Imagine a place where ancient history and untouched nature meet on a majestic coastline. Where the benevolent Mexican sun shines down as it does on Cancun but without the crowds, where you can watch exotic marine wildlife as diverse as an aquarium’s swim past but without glass barriers.
That is Tulum.
This tiny, largely rustic Mexican town is widely considered to be one of the most promising future stars of tourism anywhere in the world. Despite an almost exponential increase in investment since the 1990s, Tulum has largely retained its historic character and laid-back attitude.
There are more hotels here than a few years ago but even the largest of them are small compared to the mega resorts of Mexico’s famous coastline. There is an emphasis on the development of less intrusive boutique hotels and you can even find tourists lazing the day away in the hammocks that are the only beds in their accommodation. Simple single-storey constructions with thatched roofs of palm leaves inspired by the Mayan tradition also abound.
Tulum first gained recognition early in the last century upon the discovery of the ancient ruins of a pre-Columbian walled city along the Tulum coast. Considered one of the best preserved Mayan sites on a coast, the ancient city can be found atop walls 39 feet (12 meters) high.
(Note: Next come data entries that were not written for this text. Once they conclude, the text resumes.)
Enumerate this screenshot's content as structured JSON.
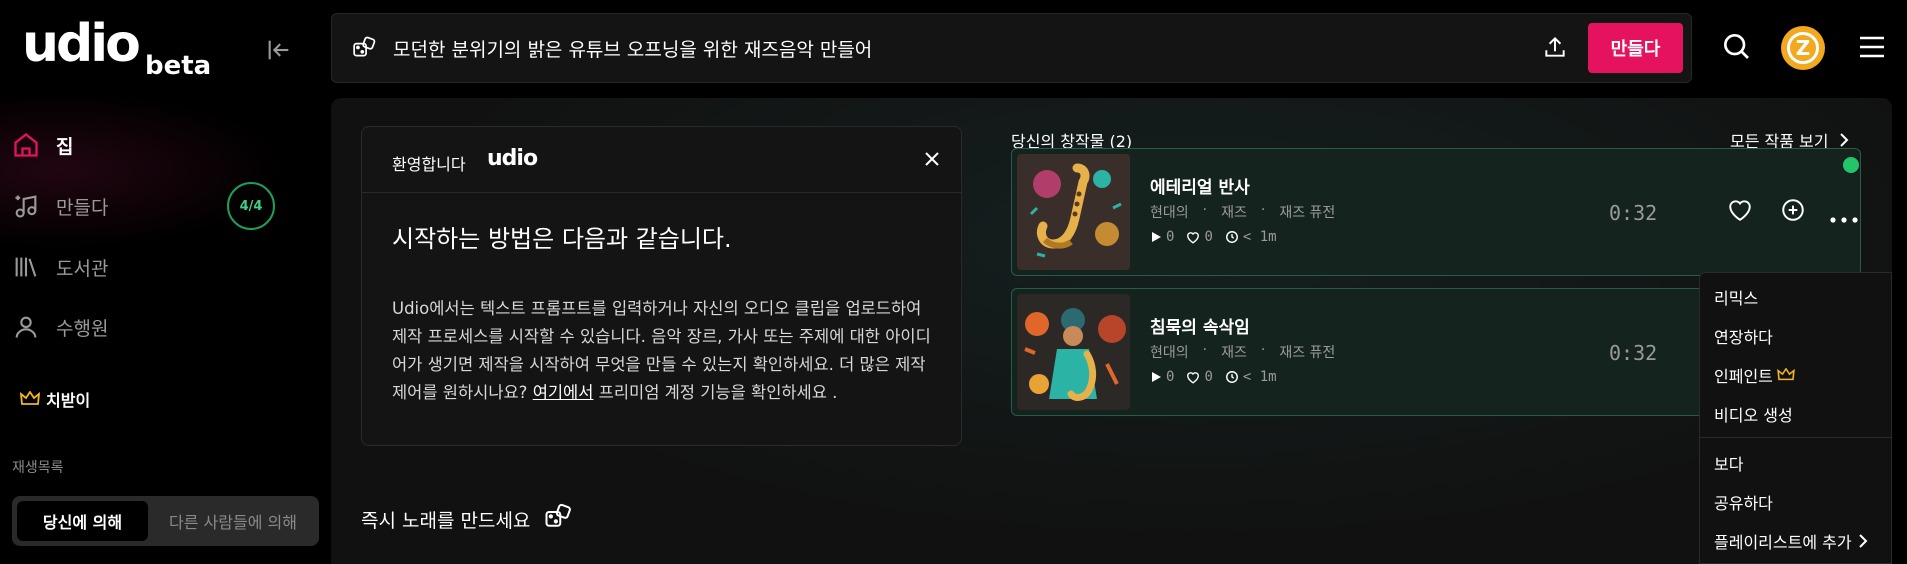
{
  "sidebar": {
    "logo": "udio",
    "beta": "beta",
    "nav": [
      {
        "label": "집"
      },
      {
        "label": "만들다",
        "badge": "4/4"
      },
      {
        "label": "도서관"
      },
      {
        "label": "수행원"
      }
    ],
    "rewards": "치받이",
    "playlist_heading": "재생목록",
    "segment": {
      "by_you": "당신에 의해",
      "by_others": "다른 사람들에 의해"
    }
  },
  "topbar": {
    "prompt": "모던한 분위기의 밝은 유튜브 오프닝을 위한 재즈음악 만들어",
    "make_button": "만들다",
    "avatar_letter": "Z"
  },
  "welcome": {
    "title": "환영합니다",
    "brand": "udio",
    "heading": "시작하는 방법은 다음과 같습니다.",
    "body_before": "Udio에서는 텍스트 프롬프트를 입력하거나 자신의 오디오 클립을 업로드하여 제작 프로세스를 시작할 수 있습니다. 음악 장르, 가사 또는 주제에 대한 아이디어가 생기면 제작을 시작하여 무엇을 만들 수 있는지 확인하세요. 더 많은 제작 제어를 원하시나요? ",
    "body_link": "여기에서",
    "body_after": " 프리미엄 계정 기능을 확인하세요 ."
  },
  "instant": {
    "label": "즉시 노래를 만드세요"
  },
  "creations": {
    "heading": "당신의 창작물 (2)",
    "view_all": "모든 작품 보기",
    "tracks": [
      {
        "title": "에테리얼 반사",
        "tags": [
          "현대의",
          "·",
          "재즈",
          "·",
          "재즈 퓨전"
        ],
        "plays": "0",
        "likes": "0",
        "age": "< 1m",
        "duration": "0:32"
      },
      {
        "title": "침묵의 속삭임",
        "tags": [
          "현대의",
          "·",
          "재즈",
          "·",
          "재즈 퓨전"
        ],
        "plays": "0",
        "likes": "0",
        "age": "< 1m",
        "duration": "0:32"
      }
    ]
  },
  "context_menu": {
    "items": [
      "리믹스",
      "연장하다",
      "인페인트",
      "비디오 생성",
      "보다",
      "공유하다",
      "플레이리스트에 추가"
    ]
  },
  "colors": {
    "accent": "#e4125f",
    "success": "#23c46a",
    "crown": "#f2b61f"
  }
}
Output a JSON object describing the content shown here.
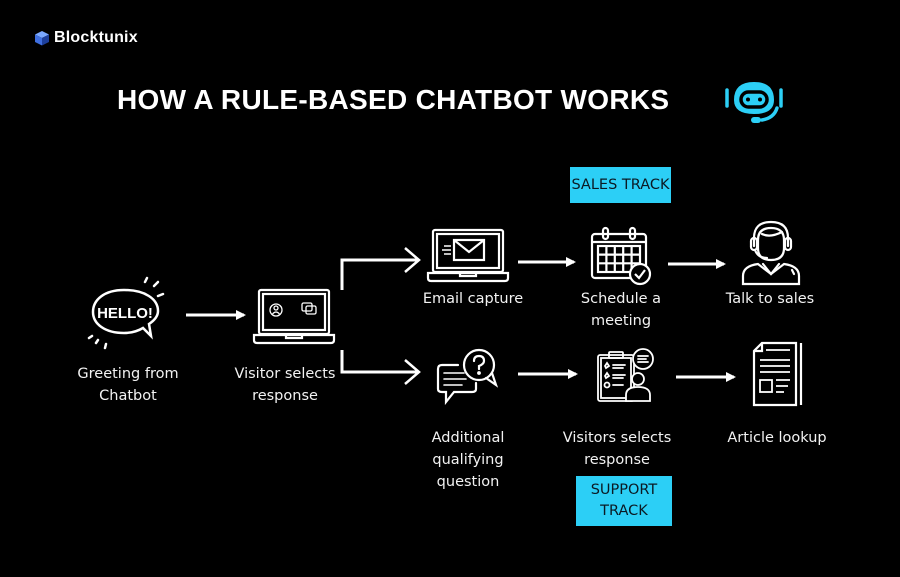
{
  "brand": {
    "name": "Blocktunix",
    "icon": "cube-icon",
    "accent": "#2ccff6"
  },
  "title": {
    "text": "HOW A RULE-BASED CHATBOT WORKS",
    "icon": "chatbot-headset-icon"
  },
  "tracks": {
    "sales": {
      "label": "SALES TRACK"
    },
    "support": {
      "label_line1": "SUPPORT",
      "label_line2": "TRACK"
    }
  },
  "steps": {
    "greeting": {
      "line1": "Greeting from",
      "line2": "Chatbot",
      "icon": "hello-speech-bubble-icon",
      "bubble_text": "HELLO!"
    },
    "visitor_select": {
      "line1": "Visitor selects",
      "line2": "response",
      "icon": "laptop-options-icon"
    },
    "email_capture": {
      "line1": "Email capture",
      "icon": "laptop-email-icon"
    },
    "schedule_meeting": {
      "line1": "Schedule a",
      "line2": "meeting",
      "icon": "calendar-check-icon"
    },
    "talk_sales": {
      "line1": "Talk to sales",
      "icon": "sales-agent-headset-icon"
    },
    "qualifying_question": {
      "line1": "Additional",
      "line2": "qualifying",
      "line3": "question",
      "icon": "question-chat-icon"
    },
    "visitors_select": {
      "line1": "Visitors selects",
      "line2": "response",
      "icon": "survey-person-icon"
    },
    "article_lookup": {
      "line1": "Article lookup",
      "icon": "document-article-icon"
    }
  },
  "colors": {
    "background": "#000000",
    "foreground": "#ffffff",
    "tag_bg": "#2ccff6",
    "tag_text": "#0b1a24"
  }
}
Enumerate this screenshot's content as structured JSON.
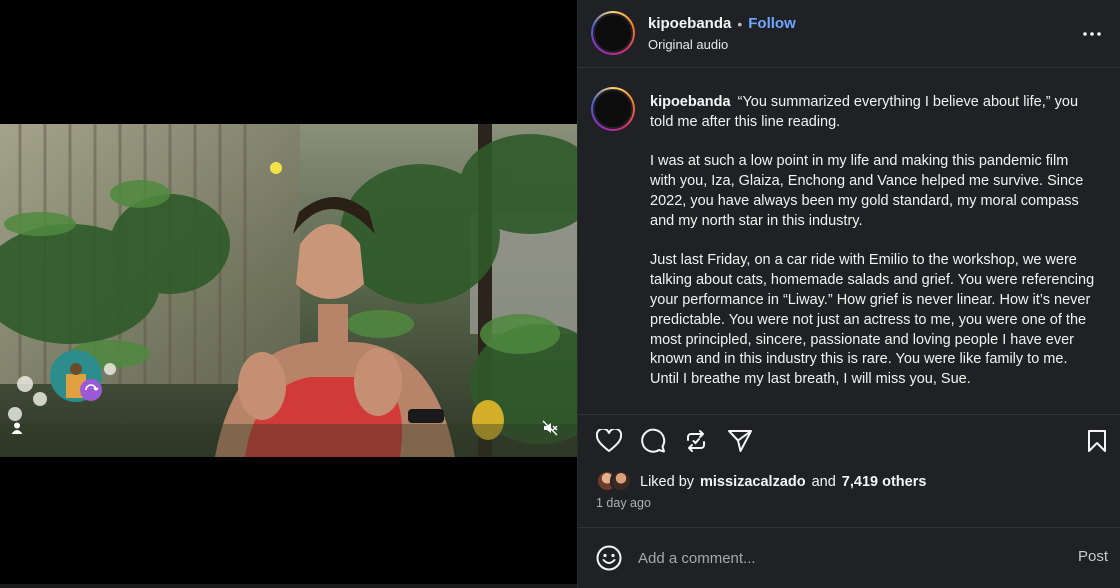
{
  "post": {
    "username": "kipoebanda",
    "follow_label": "Follow",
    "separator": "•",
    "audio_label": "Original audio"
  },
  "caption": {
    "username": "kipoebanda",
    "paragraphs": [
      "“You summarized everything I believe about life,” you told me after this line reading.",
      "I was at such a low point in my life and making this pandemic film with you, Iza, Glaiza, Enchong and Vance helped me survive. Since 2022, you have always been my gold standard, my moral compass and my north star in this industry.",
      "Just last Friday, on a car ride with Emilio to the workshop, we were talking about cats, homemade salads and grief. You were referencing your performance in “Liway.” How grief is never linear. How it’s never predictable. You were not just an actress to me, you were one of the most principled, sincere, passionate and loving people I have ever known and in this industry this is rare. You were like family to me. Until I breathe my last breath, I will miss you, Sue."
    ]
  },
  "likes": {
    "prefix": "Liked by",
    "liker": "missizacalzado",
    "connector": "and",
    "others": "7,419 others",
    "time_ago": "1 day ago"
  },
  "comment": {
    "placeholder": "Add a comment...",
    "post_label": "Post"
  },
  "icons": {
    "more": "more-horizontal-icon",
    "like": "heart-icon",
    "comment": "comment-icon",
    "repost": "repost-icon",
    "share": "send-icon",
    "save": "bookmark-icon",
    "emoji": "emoji-icon",
    "mute": "muted-speaker-icon",
    "tag": "user-tag-icon"
  },
  "colors": {
    "panel_bg": "#202124",
    "follow": "#6ea8ff",
    "text": "#f5f5f5",
    "muted_text": "#a8a8a8"
  }
}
It was built around 1200 A.D. in the tradition of its larger and more popularly-visited sister sites of Teotihuacan and Chichen Itza and features a similar brand of Mayan temple and town architecture. It nevertheless is more compact which makes exploration relatively easier.
Apart from the ancient ruins, the UNESCO World Heritage-listed site of Sian Ka’an also lies in the Tulum municipality. Encompassing over five thousand square kilometers of land, sea, islands and coral reefs, and possessing abundantly rich animal and plant biodiversity, it represents endless adventure and discovery for the intrepid traveler.
A popular activity is cave snorkeling. Large cenotes can be found in Tulum, and many are regularly visited by tour groups. If you are up for a swim session in the sea, you might also see the giant turtles that frequent the area.
Environmentally-conscious visitors might be pleased to hear that most of the accommodation infrastructure still does not have electricity supplied. Some may have generators on site, but others forego power altogether.
If you are looking to get closer to nature and discover how man might have lived centuries ago, Tulum is worth an eye-opening visit in a world where that experience is ever further away.